Reached Friday, company spokesperson Columbia Clancy said the specific details of the workforce reductions are not yet known.
“It’s too early to speculate about any details of the workforce reduction,” Clancy said in an email. “The range of 6 to 8 percent is a global target and is not specified for particular countries or sites. Therefore, it is not possible to anticipate any numbers for Johnson City.”
At last count, the Dentsply Sirona plant on Rolling Hills Drive in Johnson City employed about 189 people.
Three years ago, the Washington County Industrial Development Board granted a tax incentive package to the company, then Dentsply International, to convince it to keep the plant open and to invest $13.3 million in the facility.
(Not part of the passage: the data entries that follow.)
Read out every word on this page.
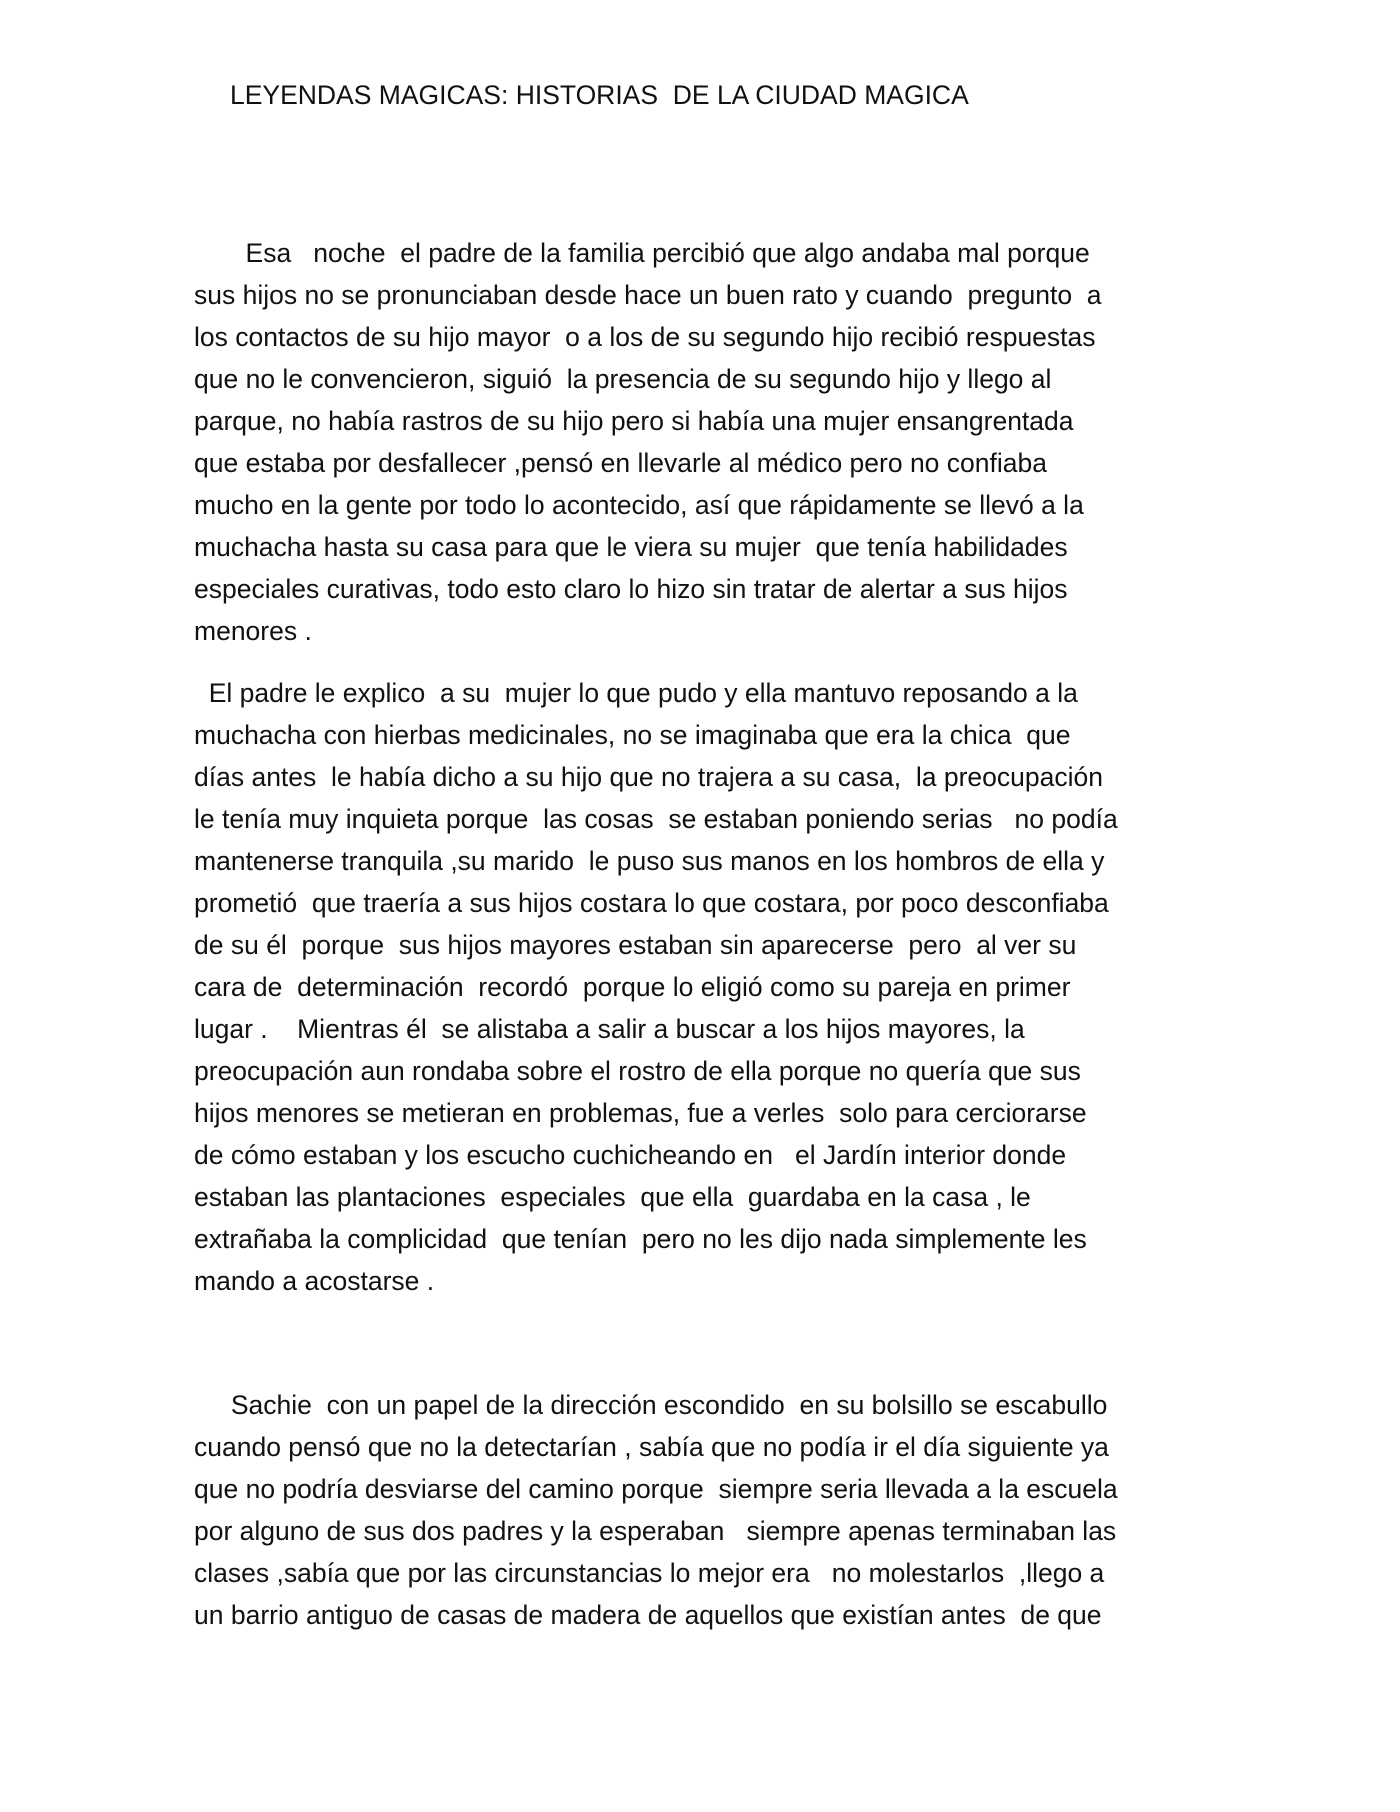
LEYENDAS MAGICAS: HISTORIAS  DE LA CIUDAD MAGICA
Esa   noche  el padre de la familia percibió que algo andaba mal porque
sus hijos no se pronunciaban desde hace un buen rato y cuando  pregunto  a
los contactos de su hijo mayor  o a los de su segundo hijo recibió respuestas
que no le convencieron, siguió  la presencia de su segundo hijo y llego al
parque, no había rastros de su hijo pero si había una mujer ensangrentada
que estaba por desfallecer ,pensó en llevarle al médico pero no confiaba
mucho en la gente por todo lo acontecido, así que rápidamente se llevó a la
muchacha hasta su casa para que le viera su mujer  que tenía habilidades
especiales curativas, todo esto claro lo hizo sin tratar de alertar a sus hijos
menores .
El padre le explico  a su  mujer lo que pudo y ella mantuvo reposando a la
muchacha con hierbas medicinales, no se imaginaba que era la chica  que
días antes  le había dicho a su hijo que no trajera a su casa,  la preocupación
le tenía muy inquieta porque  las cosas  se estaban poniendo serias   no podía
mantenerse tranquila ,su marido  le puso sus manos en los hombros de ella y
prometió  que traería a sus hijos costara lo que costara, por poco desconfiaba
de su él  porque  sus hijos mayores estaban sin aparecerse  pero  al ver su
cara de  determinación  recordó  porque lo eligió como su pareja en primer
lugar .    Mientras él  se alistaba a salir a buscar a los hijos mayores, la
preocupación aun rondaba sobre el rostro de ella porque no quería que sus
hijos menores se metieran en problemas, fue a verles  solo para cerciorarse
de cómo estaban y los escucho cuchicheando en   el Jardín interior donde
estaban las plantaciones  especiales  que ella  guardaba en la casa , le
extrañaba la complicidad  que tenían  pero no les dijo nada simplemente les
mando a acostarse .
Sachie  con un papel de la dirección escondido  en su bolsillo se escabullo
cuando pensó que no la detectarían , sabía que no podía ir el día siguiente ya
que no podría desviarse del camino porque  siempre seria llevada a la escuela
por alguno de sus dos padres y la esperaban   siempre apenas terminaban las
clases ,sabía que por las circunstancias lo mejor era   no molestarlos  ,llego a
un barrio antiguo de casas de madera de aquellos que existían antes  de que
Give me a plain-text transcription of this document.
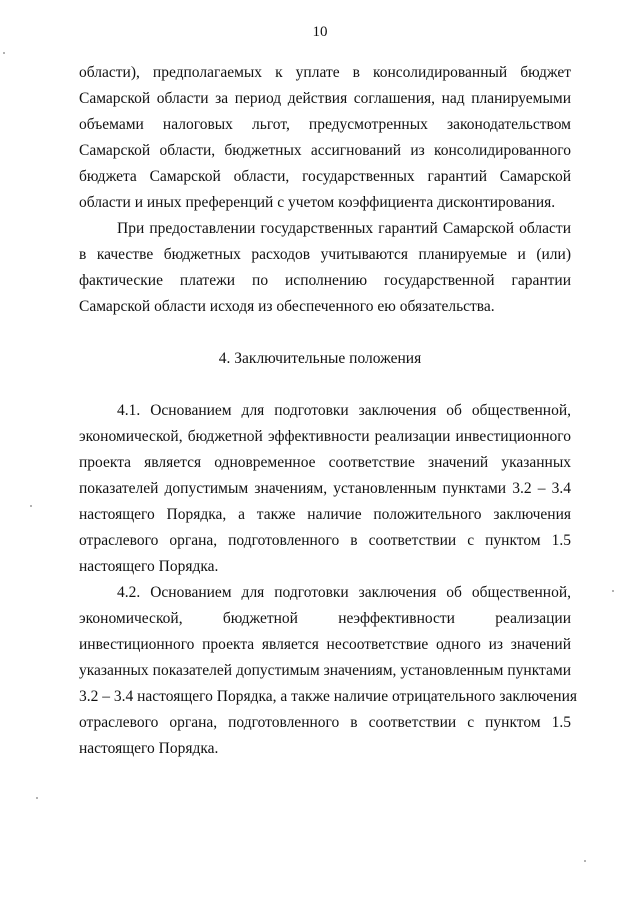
10
области), предполагаемых к уплате в консолидированный бюджет
Самарской области за период действия соглашения, над планируемыми
объемами налоговых льгот, предусмотренных законодательством
Самарской области, бюджетных ассигнований из консолидированного
бюджета Самарской области, государственных гарантий Самарской
области и иных преференций с учетом коэффициента дисконтирования.
При предоставлении государственных гарантий Самарской области
в качестве бюджетных расходов учитываются планируемые и (или)
фактические платежи по исполнению государственной гарантии
Самарской области исходя из обеспеченного ею обязательства.
4. Заключительные положения
4.1. Основанием для подготовки заключения об общественной,
экономической, бюджетной эффективности реализации инвестиционного
проекта является одновременное соответствие значений указанных
показателей допустимым значениям, установленным пунктами 3.2 – 3.4
настоящего Порядка, а также наличие положительного заключения
отраслевого органа, подготовленного в соответствии с пунктом 1.5
настоящего Порядка.
4.2. Основанием для подготовки заключения об общественной,
экономической, бюджетной неэффективности реализации
инвестиционного проекта является несоответствие одного из значений
указанных показателей допустимым значениям, установленным пунктами
3.2 – 3.4 настоящего Порядка, а также наличие отрицательного заключения
отраслевого органа, подготовленного в соответствии с пунктом 1.5
настоящего Порядка.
Under the 15-year deal, the county board owns the property and leases it to the company. Dentsply has paid no rent for the last three years, and afterwards will gradually increase yearly payments to the board until it’s paying a maximum of $120,000 in the final five years.
After five years, Dentsply will be required to provide documentation of the number of its employees at the local facility. If it has fewer than 80 percent of the 214 jobs leaders promised, or 171 employees, the company will be required to pay the full taxes assessed on the property.
A year after receiving the tax abatement deal, Dentsply International merged with Sirona Dental Systems, creating the largest dental supply products manufacturer in the world.